Eastern and the SDCWA both import water from MWD and both agencies also have their own local supply. The agencies have fixed costs for expenses incurred even when water use is reduced, and Rainbow anticipates savings if the fixed costs for the CWA are replaced with the fixed costs for Eastern.

"It's not just the cost of water but the delivery of water and the maintenance of the infrastructure system," Moss said. "You're not just paying for water but you're paying for your part of the system."

The SDCWA has a weighted voting system, so CWA member agencies with exclusively or primarily municipal and industrial customers can outvote agencies with agricultural customers.

"It makes a lot more sense for us to be aligned with more agriculturally related water," Moss said. "We are 70% agriculture.
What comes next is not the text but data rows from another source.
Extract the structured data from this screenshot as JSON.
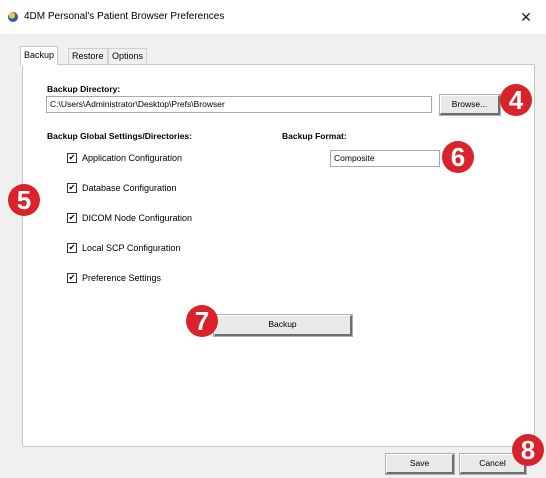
{
  "window": {
    "title": "4DM Personal's Patient Browser Preferences",
    "close_glyph": "✕"
  },
  "tabs": [
    {
      "label": "Backup",
      "active": true
    },
    {
      "label": "Restore",
      "active": false
    },
    {
      "label": "Options",
      "active": false
    }
  ],
  "backup": {
    "directory_label": "Backup Directory:",
    "directory_value": "C:\\Users\\Administrator\\Desktop\\Prefs\\Browser",
    "browse_label": "Browse...",
    "global_label": "Backup Global Settings/Directories:",
    "format_label": "Backup Format:",
    "format_value": "Composite",
    "items": [
      {
        "label": "Application Configuration",
        "checked": true
      },
      {
        "label": "Database Configuration",
        "checked": true
      },
      {
        "label": "DICOM Node Configuration",
        "checked": true
      },
      {
        "label": "Local SCP Configuration",
        "checked": true
      },
      {
        "label": "Preference Settings",
        "checked": true
      }
    ],
    "backup_button": "Backup"
  },
  "footer": {
    "save_label": "Save",
    "cancel_label": "Cancel"
  },
  "callouts": [
    "4",
    "5",
    "6",
    "7",
    "8"
  ],
  "check_glyph": "✔",
  "colors": {
    "callout_red": "#d9222a",
    "window_bg": "#f0f0f0"
  }
}
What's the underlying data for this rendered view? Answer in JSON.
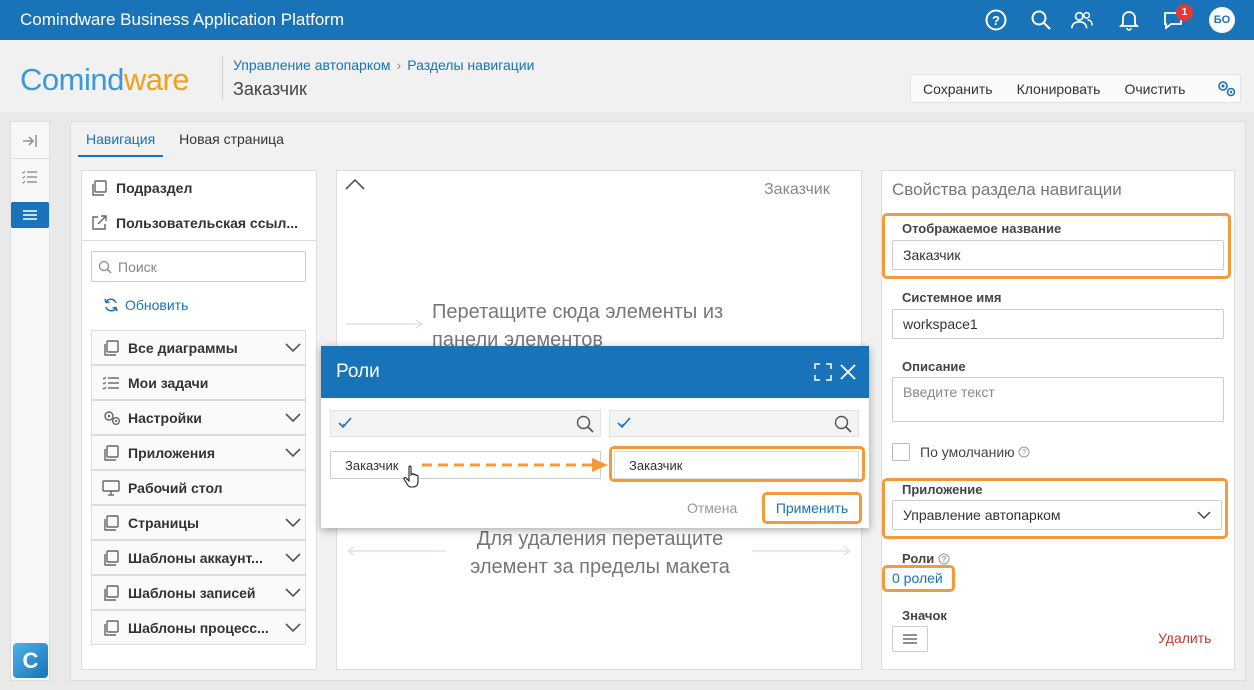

That's what we do."

"That's something I really don't want to respond to right now because I don't have enough information about it," Johnson said.

"If I'm elected I will do more research on the pros and cons," Johnson said. "I want to make sure that we do the right thing for our customers and our region."

Johnson notes that she would learn more details about the Rainbow district as a board member. "I will come on the board not 100% knowledgeable on everything, but I think I'm a good listener," she said.

Note: Kathy McSorley's photo was not available as of press time.